Misalnya hadits yang menjelaskan bahwa
: “Seorang Muslim adalah orang yang disekitarnya selamat dari tangan dan
lisannya”. Itu indikator.
Atau hadits yang berbunyi : "Keutamaan
Islam seseorang adalah yang meninggalkan yang tak bermanfaat”.
“Barangsiapa yang beriman kepada Allah
dan hari akhir, maka hormati tetangga ... hormati tamu."
"Bicara yang baik atau diam”.
Jika kita koleksi sejumlah hadits yang
menjelaskan tentang islam dan iman, maka kita akan menemukan ratusan indikator keislaman seseorang yang bisa juga
diterapkan pada sebuah kota bahkan negara.

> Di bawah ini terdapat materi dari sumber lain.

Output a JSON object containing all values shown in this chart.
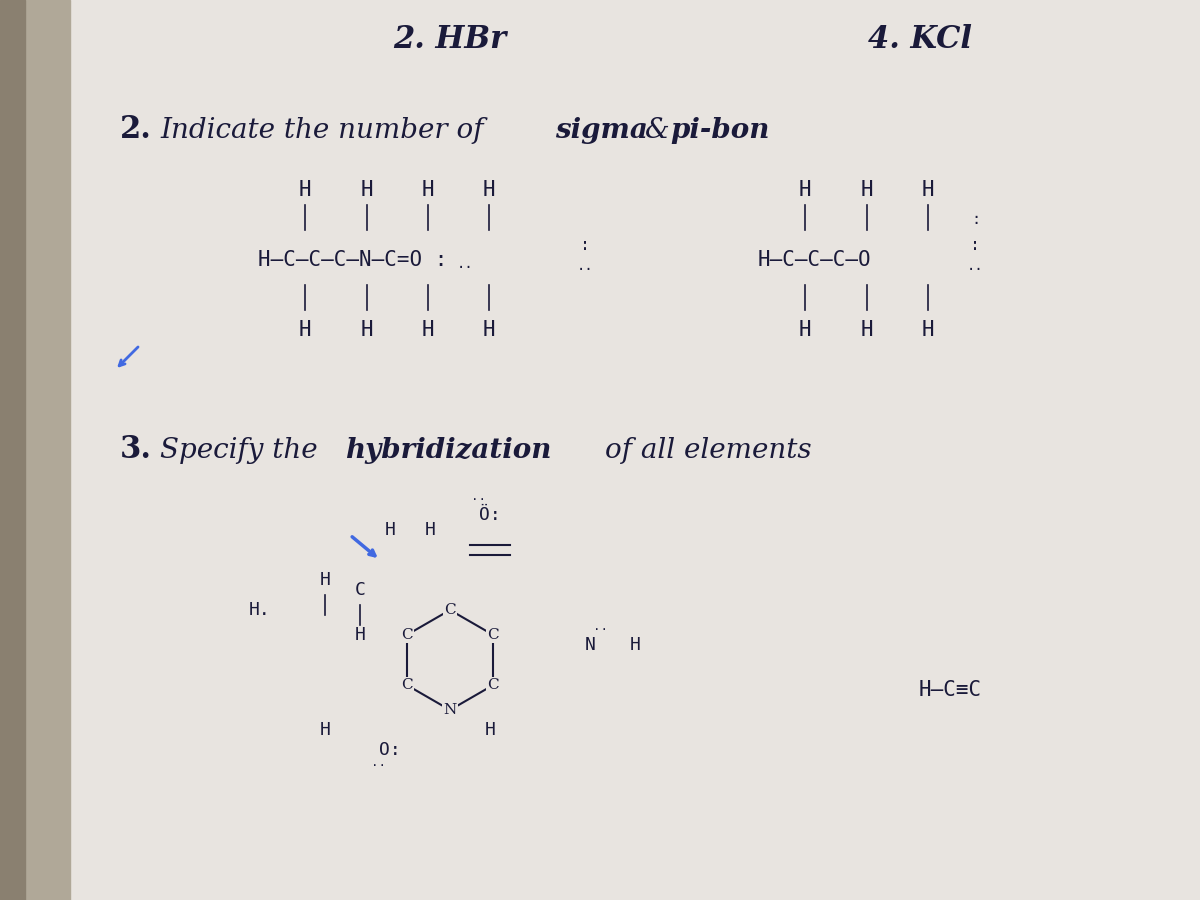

Dengan indikator-indikator diatas tak
heran ketika Muhamad Abduh melawat ke Prancis akhirnya
dia berkomentar : “Saya tidak melihat Muslim disini,
tapi merasakan (nilai-nilai) Islam, sebaliknya di Mesir saya melihat begitu
banyak Muslim, tapi hampir tak melihat Islam”.
Pengalaman serupa dirasakan Professor
Afif Muhammad ketika berkesempatan ke Kanada
yang merupakan negara paling islami no 5. Beliau
heran melihat penduduk disana yang tak pernah mengunci pintu rumahnya. Saat
salah seorang penduduk ditanya tentang hal ini, mereka malah balik bertanya :
“mengapa harus dikunci ?”
Di kesempatan lain, masih di Kanada,
seorang pimpinan ormas Islam besar pernah ketinggalan kamera di halte bis. Setelah beberapa jam kembali ke tempat itu,
kamera masih tersimpan dengan posisi yang tak berubah.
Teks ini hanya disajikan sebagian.